The salary cap freeze for the next two years has been the major sticking point, while the players also believe that the FFA is being too restrictive in tying any future increase on the current $2.55 million cap to the increase in the next TV rights deal.
The players want 30 per cent of the revenue of the total game to be funnelled into player wages, while the FFA has offered to lock in a 30 per cent share for the players of any rise in the next TV broadcast deal.
The game’s governing body says it simply cannot afford to be more generous, that clubs are doing it tough, that many players are earning more than they might have expected to and the game as a whole needs to tighten its belt until it can generate higher revenues through a better television rights contract.
In addition, it has offered other discretionary areas within the new agreement where increased wages can be paid, but as they are discretionary, not every club is guaranteed, or has to, pay them – something the union believes could institutionalise the haves and have-nots.
According to the PFA, the players union, locking a salary cap rise to the TV deal is too narrow a focus.
In a position paper earlier this month, Adam Vivian, the union’s chief executive, said: “In essence they are committed only to sharing broadcast revenue and no other revenue stream despite the obvious impact that the players have on this and the role they are willing to play in increasing them.
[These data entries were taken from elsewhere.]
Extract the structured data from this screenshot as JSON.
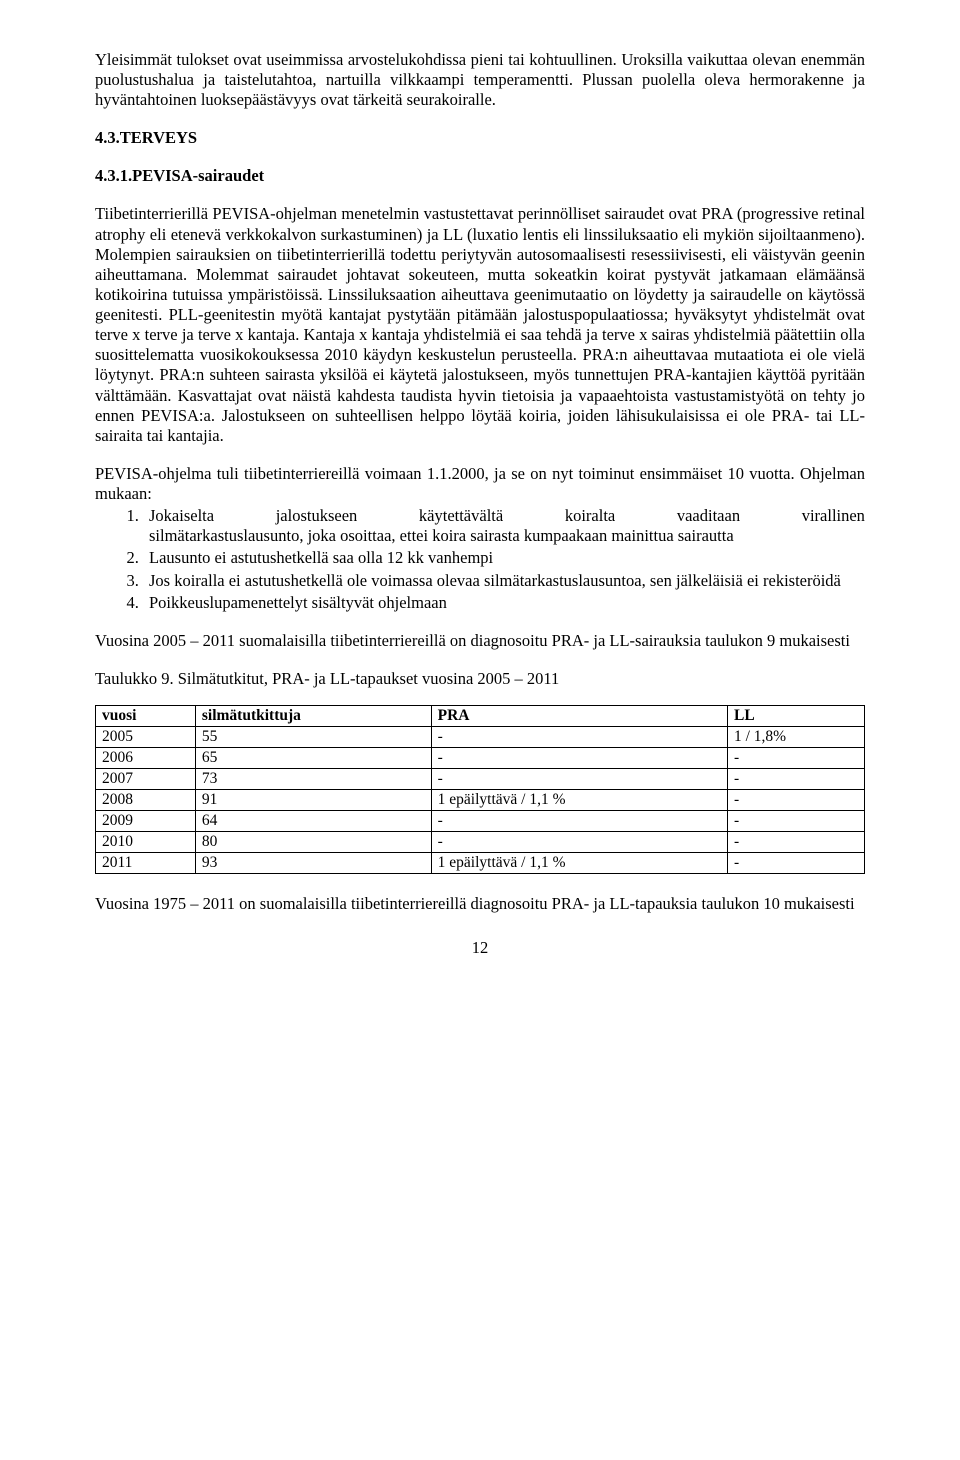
{
  "para1": "Yleisimmät tulokset ovat useimmissa arvostelukohdissa pieni tai kohtuullinen. Uroksilla vaikuttaa olevan enemmän puolustushalua ja taistelutahtoa, nartuilla vilkkaampi temperamentti. Plussan puolella oleva hermorakenne ja hyväntahtoinen luoksepäästävyys ovat tärkeitä seurakoiralle.",
  "heading1": "4.3.TERVEYS",
  "heading2": "4.3.1.PEVISA-sairaudet",
  "para2": "Tiibetinterrierillä PEVISA-ohjelman menetelmin vastustettavat perinnölliset sairaudet ovat PRA (progressive retinal atrophy eli etenevä verkkokalvon surkastuminen) ja LL (luxatio lentis eli linssiluksaatio eli mykiön sijoiltaanmeno). Molempien sairauksien on tiibetinterrierillä todettu periytyvän autosomaalisesti resessiivisesti, eli väistyvän geenin aiheuttamana. Molemmat sairaudet johtavat sokeuteen, mutta sokeatkin koirat pystyvät jatkamaan elämäänsä kotikoirina tutuissa ympäristöissä. Linssiluksaation aiheuttava geenimutaatio on löydetty ja sairaudelle on käytössä geenitesti. PLL-geenitestin myötä kantajat pystytään pitämään jalostuspopulaatiossa; hyväksytyt yhdistelmät ovat terve x terve ja terve x kantaja. Kantaja x kantaja yhdistelmiä ei saa tehdä ja terve x sairas yhdistelmiä päätettiin olla suosittelematta vuosikokouksessa 2010 käydyn keskustelun perusteella. PRA:n aiheuttavaa mutaatiota ei ole vielä löytynyt. PRA:n suhteen sairasta yksilöä ei käytetä jalostukseen, myös tunnettujen PRA-kantajien käyttöä pyritään välttämään. Kasvattajat ovat näistä kahdesta taudista hyvin tietoisia ja vapaaehtoista vastustamistyötä on tehty jo ennen PEVISA:a.  Jalostukseen on suhteellisen helppo löytää koiria, joiden lähisukulaisissa ei ole PRA- tai LL- sairaita tai kantajia.",
  "para3": "PEVISA-ohjelma tuli tiibetinterriereillä voimaan 1.1.2000, ja se on nyt toiminut ensimmäiset 10 vuotta. Ohjelman mukaan:",
  "list1": {
    "item1_words": [
      "Jokaiselta",
      "jalostukseen",
      "käytettävältä",
      "koiralta",
      "vaaditaan",
      "virallinen"
    ],
    "item1_rest": "silmätarkastuslausunto, joka osoittaa, ettei koira sairasta kumpaakaan mainittua sairautta",
    "item2": "Lausunto ei astutushetkellä saa olla 12 kk vanhempi",
    "item3": "Jos koiralla ei astutushetkellä ole voimassa olevaa silmätarkastuslausuntoa, sen jälkeläisiä ei rekisteröidä",
    "item4": "Poikkeuslupamenettelyt sisältyvät ohjelmaan"
  },
  "para4": "Vuosina 2005 – 2011 suomalaisilla tiibetinterriereillä on diagnosoitu PRA- ja LL-sairauksia taulukon 9 mukaisesti",
  "caption1": "Taulukko 9. Silmätutkitut, PRA- ja LL-tapaukset vuosina 2005 – 2011",
  "table": {
    "headers": [
      "vuosi",
      "silmätutkittuja",
      "PRA",
      "LL"
    ],
    "rows": [
      [
        "2005",
        "55",
        "-",
        "1      /    1,8%"
      ],
      [
        "2006",
        "65",
        "-",
        "-"
      ],
      [
        "2007",
        "73",
        "-",
        "-"
      ],
      [
        "2008",
        "91",
        "1 epäilyttävä /      1,1 %",
        "-"
      ],
      [
        "2009",
        "64",
        "-",
        "-"
      ],
      [
        "2010",
        "80",
        "-",
        "-"
      ],
      [
        "2011",
        "93",
        "1 epäilyttävä /      1,1 %",
        "-"
      ]
    ]
  },
  "para5": "Vuosina 1975 – 2011 on suomalaisilla tiibetinterriereillä diagnosoitu PRA- ja LL-tapauksia taulukon 10 mukaisesti",
  "pageNum": "12"
}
In essence the players are not incentivised to grow the game because they will not share in the wealth that their efforts generate.”
The FFA is reluctant to clinch a long-term deal guaranteeing salary cap rises because it has not signed a new TV agreement. It is unsure of the sponsorship and marketing landscape over the next few years and does not want to commit its clubs, many of which are struggling, to meet cost pressures it cannot service.
Meanwhile, top Australian players are leaving the A-League for better-paying Asian clubs, something the union claims is linked to the stagnation in the salary cap.
Players such as former Melbourne Victory skipper and current Socceroo Mark Milligan quit to go to the Middle East this month, although he, as the club’s marquee player, was not paid under the cap.
Others to have moved in recent times include Socceroo centre-back Matthew Spiranovic (Western Sydney to Hangzhou Greentown in China), Roar’s championship-winning captain Matt Smith (Brisbane to Bangkok Glass), Melbourne Victory’s title-winning defender Adrian Leijer to Chongqing Lifan in China, Nathan Burns from Wellington to FC Tokyo in the J-League, and Mitch Duke from Central Coast to Shimuzu S Pulse in Japan.
Undoubtedly some players do go for extra money, although some will be moving for career reasons, to put themselves in the shop window in better-known competitions such as the J-League. The PFA argues that if the salary cap continues to be frozen this trend may increase.
The union and the FFA do maintain a dialogue, however, and further talks are expected this week.